1993: Who goes higher, Rusty or Jenkins?

I will go on record as saying this is easily the best single race of the restrictor plate era. This was the race that started the advent of running three-wide, 15-rows deep in the field. This race had everything, from Mark Martin’s team having to hot wire his car to get it started, a constant threat of rain, and a ridiculous finish that didn’t need a green-white-checker gimmick to make it happen. Watch as Martin peels the paint off the wall coming to the white, and then as Dale Earnhardt, Dale Jarrett, Ernie Irvan, Jimmy Spencer and Rusty Wallace dice for the win. Earnhardt launches his buddy Rusty skyward, which ushered in the roof flaps we still see today. Rusty ended up with a broken wrist, which the team would Velcro to the shifter for the next week’s race at Sonoma. The early-mid 1990s was the Golden Era of modern NASCAR. If only they could catch lightning in a bottle once again …

by Vito Pugliese

Cole vs. Ricky

Talladega, Darlington ... close enough.

by Matt Taliaferro

2003: Sadler’s Pirouette

The Car of Tomorrow is a pretty hearty beast, but the old car was no slouch either — as Elliott Sadler proves by bouncing it off the pavement several times at Talladega. Sadler executed a similar test at Michigan in 2000. The camera angle used at the 4:08 mark really shows the speed and violence of the wreck, and how much ground they’re actually covering. Wish the networks would use this angle more often. Worst part of this clip? The longing it stirs to hear Benny Parsons in the booth once again.

by Vito Pugliese

1996: Eight Miles High & Falling Fast

This one brought to you by Depends. Ricky Craven is likely relishing his new role as an analyst with ESPN after this four-story horror in May 1996. Huntsville Rocket City, USA? It seems Craven went Saturn V in Eastaboga, as five cars pass underneath him as he careens down the banking. Again, the old car held up rather well even in wrecks such as these that look absolutely lethal. Interesting to see how much faster and unstable these cars are going at 195 mph versus 205 mph today. They’re barely turning 7,000 rpm and making less horsepower than the GT500 Mustang pace car was at the race this Sunday.

by Vito Pugliese

2006: Cole Trickle to the rescue

Sorry, couldn't help ourselves.

by Matt Taliaferro

2009: Catchfence Carl

You knew this one was going to top the charts. This race was significant for a number of reasons. Many didn’t think the original CoT could get airborne, ungainly sled that it was. Turns out that wings create a lot of lift (who knew?), and that, as Tony Stewart found out the hard way on Sunday, blocking on the last lap when leading usually turns out bad.

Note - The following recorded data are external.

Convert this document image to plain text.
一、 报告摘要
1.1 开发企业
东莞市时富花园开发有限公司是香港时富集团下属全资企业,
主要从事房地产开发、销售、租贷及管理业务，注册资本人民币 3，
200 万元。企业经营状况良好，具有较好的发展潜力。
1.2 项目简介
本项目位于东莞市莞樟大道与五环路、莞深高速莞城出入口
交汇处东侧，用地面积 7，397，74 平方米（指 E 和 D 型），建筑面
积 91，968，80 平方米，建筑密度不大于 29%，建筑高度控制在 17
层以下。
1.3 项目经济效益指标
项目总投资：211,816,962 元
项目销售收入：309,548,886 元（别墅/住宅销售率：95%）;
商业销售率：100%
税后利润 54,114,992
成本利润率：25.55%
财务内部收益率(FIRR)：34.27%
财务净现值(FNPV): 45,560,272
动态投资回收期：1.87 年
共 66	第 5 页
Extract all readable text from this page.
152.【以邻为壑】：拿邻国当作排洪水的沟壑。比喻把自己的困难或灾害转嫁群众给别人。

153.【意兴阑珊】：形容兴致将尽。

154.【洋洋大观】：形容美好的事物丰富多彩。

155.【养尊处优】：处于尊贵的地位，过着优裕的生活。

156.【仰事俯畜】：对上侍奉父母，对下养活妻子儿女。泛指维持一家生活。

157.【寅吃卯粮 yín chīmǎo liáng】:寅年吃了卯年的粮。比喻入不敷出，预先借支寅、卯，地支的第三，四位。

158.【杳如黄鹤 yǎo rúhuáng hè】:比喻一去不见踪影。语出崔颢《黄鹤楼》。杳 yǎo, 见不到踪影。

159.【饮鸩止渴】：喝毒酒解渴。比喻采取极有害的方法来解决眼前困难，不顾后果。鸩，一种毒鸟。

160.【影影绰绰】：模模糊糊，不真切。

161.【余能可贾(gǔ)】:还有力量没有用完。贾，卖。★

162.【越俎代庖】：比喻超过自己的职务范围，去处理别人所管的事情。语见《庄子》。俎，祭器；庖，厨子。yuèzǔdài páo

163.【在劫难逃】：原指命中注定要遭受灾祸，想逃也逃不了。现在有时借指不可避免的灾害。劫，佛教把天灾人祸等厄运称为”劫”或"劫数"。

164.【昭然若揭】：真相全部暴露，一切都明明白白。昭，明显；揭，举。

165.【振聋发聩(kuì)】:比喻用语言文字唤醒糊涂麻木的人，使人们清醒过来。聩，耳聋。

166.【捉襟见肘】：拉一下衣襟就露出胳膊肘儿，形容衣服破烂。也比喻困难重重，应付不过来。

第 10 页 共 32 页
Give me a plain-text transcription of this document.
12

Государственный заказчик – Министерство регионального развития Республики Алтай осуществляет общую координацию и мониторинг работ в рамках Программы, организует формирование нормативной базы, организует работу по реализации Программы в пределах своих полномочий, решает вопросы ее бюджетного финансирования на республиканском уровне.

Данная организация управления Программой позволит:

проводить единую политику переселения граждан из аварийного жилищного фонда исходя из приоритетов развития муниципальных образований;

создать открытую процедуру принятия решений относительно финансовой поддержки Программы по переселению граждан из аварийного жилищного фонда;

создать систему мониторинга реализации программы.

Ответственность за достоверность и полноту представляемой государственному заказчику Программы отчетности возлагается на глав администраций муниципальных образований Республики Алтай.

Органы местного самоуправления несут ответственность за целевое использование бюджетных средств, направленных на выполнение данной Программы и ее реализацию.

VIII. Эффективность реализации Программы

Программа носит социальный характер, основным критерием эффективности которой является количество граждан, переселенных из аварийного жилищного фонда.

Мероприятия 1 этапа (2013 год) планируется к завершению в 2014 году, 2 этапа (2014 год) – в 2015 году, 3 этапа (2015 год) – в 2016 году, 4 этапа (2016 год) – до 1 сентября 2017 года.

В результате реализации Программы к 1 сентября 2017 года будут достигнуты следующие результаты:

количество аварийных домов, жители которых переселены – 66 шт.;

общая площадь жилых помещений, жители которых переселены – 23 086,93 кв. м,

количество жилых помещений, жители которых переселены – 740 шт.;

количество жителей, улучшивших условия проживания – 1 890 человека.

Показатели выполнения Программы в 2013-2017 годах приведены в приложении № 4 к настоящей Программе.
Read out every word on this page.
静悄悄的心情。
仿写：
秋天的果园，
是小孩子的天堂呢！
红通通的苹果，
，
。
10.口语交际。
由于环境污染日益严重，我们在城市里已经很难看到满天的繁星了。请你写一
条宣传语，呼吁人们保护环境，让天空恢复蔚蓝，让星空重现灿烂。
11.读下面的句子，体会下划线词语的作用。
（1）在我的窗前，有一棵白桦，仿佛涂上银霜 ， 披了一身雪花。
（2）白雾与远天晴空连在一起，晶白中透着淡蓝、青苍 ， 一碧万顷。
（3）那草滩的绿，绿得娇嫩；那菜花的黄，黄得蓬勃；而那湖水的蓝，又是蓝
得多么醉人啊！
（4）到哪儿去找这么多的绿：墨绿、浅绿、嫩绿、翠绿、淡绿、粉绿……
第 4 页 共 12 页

Brad Keselowski got his first career win in James Finch’s ride, which would propel him to his current position of leading the points leaving Talladega just three and a half years later. Ryan Newman gets a windshield full of Cousin Carl, which could have ended much worse. And not everybody escaped unscathed; a fan sitting in the grandstands had her jaw shattered when a PA speaker mounted on the fence was jettisoned free as 3,500 pounds of Ford Fusion clobbered it at 190 mph. Edwards, ever the classy guy he is, visited with the young fan before the fall race.